Paf... paf... paf...

¿Qué...? Viene alguien. ¿Ho-hola? Mi voz... apenas puedo balbucear una sola palabra. Mi boca está entumecida.

Paf... paf... paf...

Nieve... puedo escuchar cómo sus pisadas, en lo que parece una espesa capa de nieve, se van acercando mientras intento mover mi cuerpo sin vida.

Paf... paf... paf paf... De repente las pisadas pararon justo en frente de mí. Poco a poco mis sentidos se vuelven a desvanecer... pierdo fuerza. El sonido de la fuerte ventisca va apagándose como un foco sin pilas... blanco... ese mismo blanco que se apagaba con el último parpadeo. Y en un instante, fui sumido en la más negra oscuridad.

¿¡Qué!? ¡Ah! Y-ya estoy... oh vaya, solo era una gotera. ¿Cuánto tiempo he estado dormido? Me siento muy cansado... Y es más, ¿dónde se supone que estoy? ¿Qué hago aquí si yo estaba...? ¿Dónde...? No recuerdo nada... Uf vale, cálmate, primero exploraré un poco este... Parece una cueva. Vaya, está demasiado iluminado como para estar bajo tierra, tiene que haber una salida cerca.

Al levantarme siento cómo un escalofrío recorre todo mi cuerpo. Siento que alguien me observa pero... no escucho nada. En el suelo hay una mochila y una espada también, los cuales supongo que traía conmigo.

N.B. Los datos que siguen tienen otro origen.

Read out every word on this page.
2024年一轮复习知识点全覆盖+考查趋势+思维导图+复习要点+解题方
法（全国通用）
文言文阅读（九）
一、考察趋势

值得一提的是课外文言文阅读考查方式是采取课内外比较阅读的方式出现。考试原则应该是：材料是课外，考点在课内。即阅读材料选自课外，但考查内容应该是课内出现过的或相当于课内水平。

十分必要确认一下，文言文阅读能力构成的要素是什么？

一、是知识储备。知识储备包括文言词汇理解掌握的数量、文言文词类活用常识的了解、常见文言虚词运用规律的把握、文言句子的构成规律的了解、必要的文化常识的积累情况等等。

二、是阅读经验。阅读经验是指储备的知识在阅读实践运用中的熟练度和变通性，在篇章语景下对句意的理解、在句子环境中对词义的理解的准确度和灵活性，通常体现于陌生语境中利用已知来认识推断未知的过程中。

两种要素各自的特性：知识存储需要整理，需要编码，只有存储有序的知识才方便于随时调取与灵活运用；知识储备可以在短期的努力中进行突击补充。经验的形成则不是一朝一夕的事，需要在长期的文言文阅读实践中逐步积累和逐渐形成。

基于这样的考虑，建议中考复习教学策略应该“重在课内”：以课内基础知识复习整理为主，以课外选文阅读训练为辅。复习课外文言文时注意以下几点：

El que me haya traído aquí tuvo que ser muy considerado como para no quedárselas. Me cuelgo mi mochila y agarro mi espada la cual tiene marcas de golpes y... ¿dientes? Debe de haber sido fuerte la criatura con la que me enfrenté para dejar mi espada en este estado. Quizás me quedé inconsciente tras aquella batalla... Será mejor que deje de pensar en eso y me ponga en movimiento si quiero salir de aquí.

GROOOAAAR!!!

¡Ah! ¿De dónde...? ¡¿Un terremoto?! Me agaché junto a la pared mientras pequeñas rocas y estalactitas caían cerca de mí. Me cubrí la cabeza con mi espada esperando a que el temblor parara. No parece un terremoto, es más como una avalancha, esta cueva parece estar en una montaña, y no solo eso, la rocas están tan congeladas que un golpe en seco de mi espada acabaría haciéndolas añicos. Y el frío es... buf, menos mal que tengo un buen abrigo. Y ese grito... más bien parecía un rugido. Quizás provenga del culpable de que mi espada esté en tan mal estado...

Parece que el alud ya paró. El rugido provenía de allí dentro. La cueva parece estrecharse más y más conforme avanzaba. Y creo que estoy yendo en la dirección contraria a la salida, el aire se vuelve cada vez más espeso y no parece haber ninguna corriente de aire aquí. Además, Hace mucho que no escucho una gotera, esto me da muy mala espina, quizás debería de volver atrás pero ya no parece haber vuelta atrás.

Las paredes me inquietan, es como si todo estuviera hecho de hielo. Hay formas regulares y prismas colgando del techo como cristales. Algunos tienen un cierto brillo sin color. Es como si la oscuridad se hubiera apoderado de este lugar, como si el suelo, de un negro azabache, absorbiera toda la malicia de este lugar. Pero las paredes y el techo, llenos de cristales fueran inmunes a esa oscuridad. Sus brillos blancos se reflejan en el suelo provocando una extraña gama de grises que mantenían cierta relación con la presencia que podía sentir al final de la gruta.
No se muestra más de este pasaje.